Over the years, KAAPA has pursued its mission in a variety of ways:
~ It has been presented a wide variety of value-added ag projects from outside sources
~ It has evaluated the resources and needs of its members to identify possible projects
~ it has monitored the industry so as to predict those changes which indicate an opportunity, such as the
introduction of corn-based ethanol production.
Regardless of the way a project gets introduced to the KAAPA leadership, it goes through an initial review, then through a due diligence process, and if the project continues to appear viable, the Board and staff then proceed with the development or analysis of its business plan and/or an investment evaluation.

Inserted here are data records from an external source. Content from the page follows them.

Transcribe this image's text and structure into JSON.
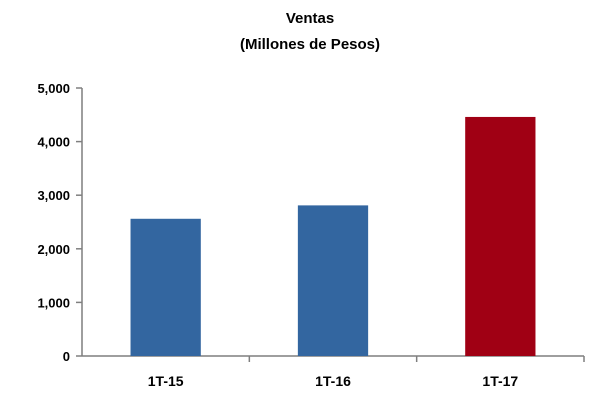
{
  "chart_data": {
    "type": "bar",
    "title": "Ventas",
    "subtitle": "(Millones de Pesos)",
    "xlabel": "",
    "ylabel": "",
    "categories": [
      "1T-15",
      "1T-16",
      "1T-17"
    ],
    "values": [
      2560,
      2810,
      4460
    ],
    "bar_colors": [
      "#3366a0",
      "#3366a0",
      "#a00014"
    ],
    "ylim": [
      0,
      5000
    ],
    "y_ticks": [
      0,
      1000,
      2000,
      3000,
      4000,
      5000
    ],
    "y_tick_labels": [
      "0",
      "1,000",
      "2,000",
      "3,000",
      "4,000",
      "5,000"
    ],
    "grid": false,
    "legend": "none"
  }
}
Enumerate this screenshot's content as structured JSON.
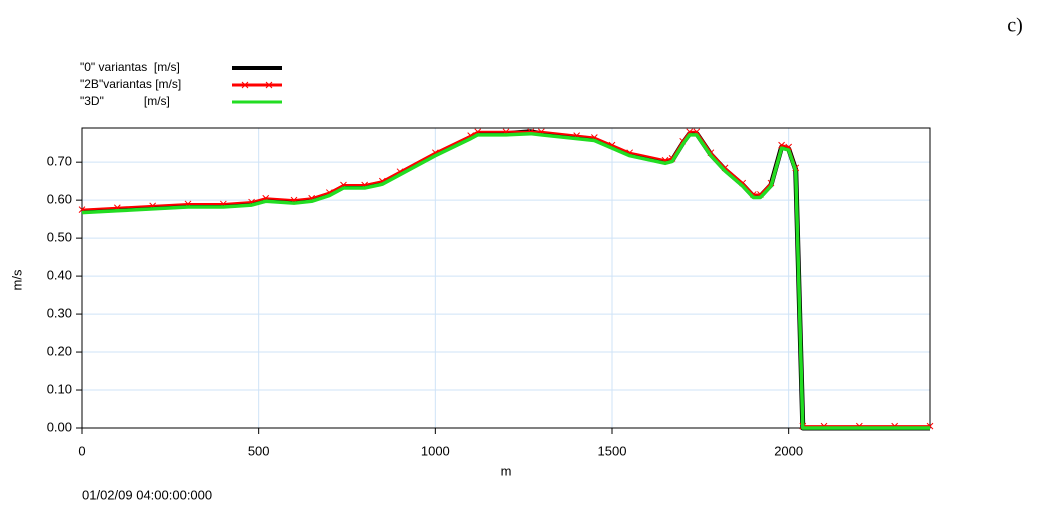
{
  "chart_data": {
    "type": "line",
    "label": "c)",
    "xlabel": "m",
    "ylabel": "m/s",
    "footer": "01/02/09 04:00:00:000",
    "x": [
      0,
      100,
      200,
      300,
      400,
      480,
      520,
      600,
      650,
      700,
      740,
      800,
      850,
      900,
      1000,
      1100,
      1120,
      1200,
      1270,
      1300,
      1400,
      1450,
      1500,
      1550,
      1650,
      1670,
      1700,
      1720,
      1740,
      1780,
      1820,
      1870,
      1900,
      1920,
      1950,
      1980,
      2000,
      2020,
      2040,
      2100,
      2200,
      2300,
      2400
    ],
    "series": [
      {
        "name": "\"0\" variantas  [m/s]",
        "color": "#000000",
        "values": [
          0.57,
          0.575,
          0.58,
          0.585,
          0.585,
          0.59,
          0.6,
          0.595,
          0.6,
          0.615,
          0.635,
          0.635,
          0.645,
          0.67,
          0.72,
          0.765,
          0.775,
          0.775,
          0.78,
          0.775,
          0.765,
          0.76,
          0.74,
          0.72,
          0.7,
          0.705,
          0.75,
          0.775,
          0.775,
          0.72,
          0.68,
          0.64,
          0.61,
          0.61,
          0.64,
          0.74,
          0.735,
          0.68,
          0,
          0,
          0,
          0,
          0
        ]
      },
      {
        "name": "\"2B\"variantas [m/s]",
        "color": "#ff0000",
        "values": [
          0.575,
          0.58,
          0.585,
          0.59,
          0.59,
          0.595,
          0.605,
          0.6,
          0.605,
          0.62,
          0.64,
          0.64,
          0.65,
          0.675,
          0.725,
          0.77,
          0.78,
          0.78,
          0.78,
          0.78,
          0.77,
          0.765,
          0.745,
          0.725,
          0.705,
          0.71,
          0.755,
          0.78,
          0.78,
          0.725,
          0.685,
          0.645,
          0.615,
          0.615,
          0.645,
          0.745,
          0.74,
          0.685,
          0.005,
          0.005,
          0.005,
          0.005,
          0.005
        ]
      },
      {
        "name": "\"3D\"            [m/s]",
        "color": "#22dd22",
        "values": [
          0.567,
          0.572,
          0.577,
          0.582,
          0.582,
          0.587,
          0.597,
          0.592,
          0.597,
          0.612,
          0.632,
          0.632,
          0.642,
          0.667,
          0.717,
          0.762,
          0.772,
          0.772,
          0.775,
          0.772,
          0.762,
          0.757,
          0.737,
          0.717,
          0.697,
          0.702,
          0.747,
          0.772,
          0.772,
          0.717,
          0.677,
          0.637,
          0.607,
          0.607,
          0.637,
          0.737,
          0.732,
          0.677,
          0,
          0,
          0,
          0,
          0
        ]
      }
    ],
    "xlim": [
      0,
      2400
    ],
    "xticks": [
      0,
      500,
      1000,
      1500,
      2000
    ],
    "ylim": [
      0,
      0.79
    ],
    "yticks": [
      {
        "value": 0,
        "label": "0.00"
      },
      {
        "value": 0.1,
        "label": "0.10"
      },
      {
        "value": 0.2,
        "label": "0.20"
      },
      {
        "value": 0.3,
        "label": "0.30"
      },
      {
        "value": 0.4,
        "label": "0.40"
      },
      {
        "value": 0.5,
        "label": "0.50"
      },
      {
        "value": 0.6,
        "label": "0.60"
      },
      {
        "value": 0.7,
        "label": "0.70"
      }
    ],
    "grid": true
  }
}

Individual membership dues of $250 cannot accomplish much alone in regard to the research, support, and development of emerging agricultural opportunities. However, add the memberships together, along with the dedication of the Board of Directors and staff, and you have a strong ag producers alliance that can! It is your membership dues that provide the required resources for KAAPA to be successful at attracting and supporting new ag opportunities.
KAAPA’s efforts have included both those that have been very successful, such as KAAPA Ethanol, and those of less success, like the corn-stover-to-paper-pulp project in which the technology did not meet expectations. However, each effort has led KAAPA to becoming a more professional, more knowledgeable, and more effective ag development group. KAAPA has also developed extremely strong and reliable relationships with governmental agencies and local and State service organizations. Through their support, such as financial grants, these relationships provide KAAPA with the opportunity to leverage your $250 membership into something of much greater value.
The idea to create KAAPA came from the Kearney community’s effort to secure a potato chip processing facility. Due to the economic value such a plant would provide to a community, the competition from other Nebraska communities was fierce. The plant eventually was located in a community other than Kearney. Through this process, it was recognized that if Kearney had had a group of individuals familiar with agriculture sitting at the table as the negotiations proceeded, the results could have been much different. Determined not to ever miss out again on such an opportunity because of this deficit, KAAPA was created. As the story goes, creating a “cooperative” type entity, owned and governed by farmers and ranchers, for pursuing value-added agriculture projects was a concept that came to life in a duck blind as a few community leaders and farmers were mutually enjoying the sport of hunting.